Understand Types of Colloids

Colloids are substances that are dispersed evenly throughout another substance. There are two types of colloids: lyophobic (solvent hating) and lyophilic (solvent loving). Understanding the types is essential before identifying which one is an associated colloid.

Define Associated Colloids

Associated colloids, also known as micelles, are formed when surfactant molecules at a certain concentration (called the critical micelle concentration) aggregate into larger colloidal-sized particles. Soap forms such colloids in water.

Identify the Associated Colloid

By comparing the options with the definition of associated colloids, we can determine that soap in water forms micelles and hence is an example of an associated colloid.

Key concepts

Colloids

Imagine mixing two substances together, but instead of fully combining like sugar in tea, they form a sort of 'mini-mixture' where tiny particles of one substance float around within the other. That's what we call a colloid. In the kitchen, mayonnaise is a common example, where oil particles are dispersed in water. But it's not just about food; colloids are all around us, from fog to paint.

In the context of our problem, colloids involve one substance (commonly known as the dispersed phase) being distributed evenly within another substance (the continuous phase). The size of these particles is crucial; they're bigger than those in a solution, but small enough not to settle out under gravity. Because of the colloids' stability, they don't separate easily, which is why fog doesn't just 'split' back into water and air.

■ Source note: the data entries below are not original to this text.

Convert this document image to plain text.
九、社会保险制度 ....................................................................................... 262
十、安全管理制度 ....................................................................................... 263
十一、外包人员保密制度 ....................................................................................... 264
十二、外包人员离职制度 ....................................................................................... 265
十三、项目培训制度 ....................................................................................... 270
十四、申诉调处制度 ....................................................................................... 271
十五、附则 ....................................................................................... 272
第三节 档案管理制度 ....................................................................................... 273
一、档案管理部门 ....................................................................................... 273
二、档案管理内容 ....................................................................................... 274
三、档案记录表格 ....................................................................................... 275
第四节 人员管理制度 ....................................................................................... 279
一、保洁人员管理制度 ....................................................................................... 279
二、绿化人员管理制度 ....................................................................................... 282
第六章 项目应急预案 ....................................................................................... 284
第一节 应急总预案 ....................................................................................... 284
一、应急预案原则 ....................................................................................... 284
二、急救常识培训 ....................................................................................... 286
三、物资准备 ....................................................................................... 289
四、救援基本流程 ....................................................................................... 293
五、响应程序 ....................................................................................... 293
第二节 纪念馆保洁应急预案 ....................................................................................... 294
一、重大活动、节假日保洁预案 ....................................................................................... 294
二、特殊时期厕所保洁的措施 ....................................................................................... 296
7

Critical Micelle Concentration

Ever wondered why detergents clean better when you use just the right amount? That's where the critical micelle concentration (CMC) comes in. CMC is a bit like the 'Goldilocks zone' for soapy water. Below this concentration, the soap molecules simply float around solo, but when you reach this magic number, they start gathering into tiny clusters called micelles.

In our exercise, we're focusing on surfactant molecules, which have a unique talent: one end loves water (hydrophilic) and the other hates it (hydrophobic). At the CMC, these molecules assemble with their hydrophobic tails inwards and their hydrophilic heads outwards. This assembly forms micelles, which can trap oils and dirts inside, allowing them to be rinsed away with water. It's fascinating because this process turns a bunch of single surfactant molecules into a sophisticated team that's really good at cleaning.

Surfactant Molecules

Surfactant molecules are like the Swiss Army knives of the molecular world. They are active substances that drastically reduce the surface tension of liquids. Because they're ambidextrous with water — one side adores it, and the other side avoids it — they make things like detergents, shampoos, and emulsifiers incredibly effective.

In our exercise, surfactant molecules are the reason why soap becomes an associated colloid in water. When you reach the critical micelle concentration, these molecules stop being loners and start forming groups, with tails tucked away from the water, creating a shielded environment. Think of it as a micro-tactic to tackle grime: inside the micelle, all things oily and dirty are captured, and the outer water-loving parts make sure the whole package is washable. Thanks to these tiny chemistry heroes, we can remove unwanted substances from various surfaces and enjoy the feeling of cleanliness.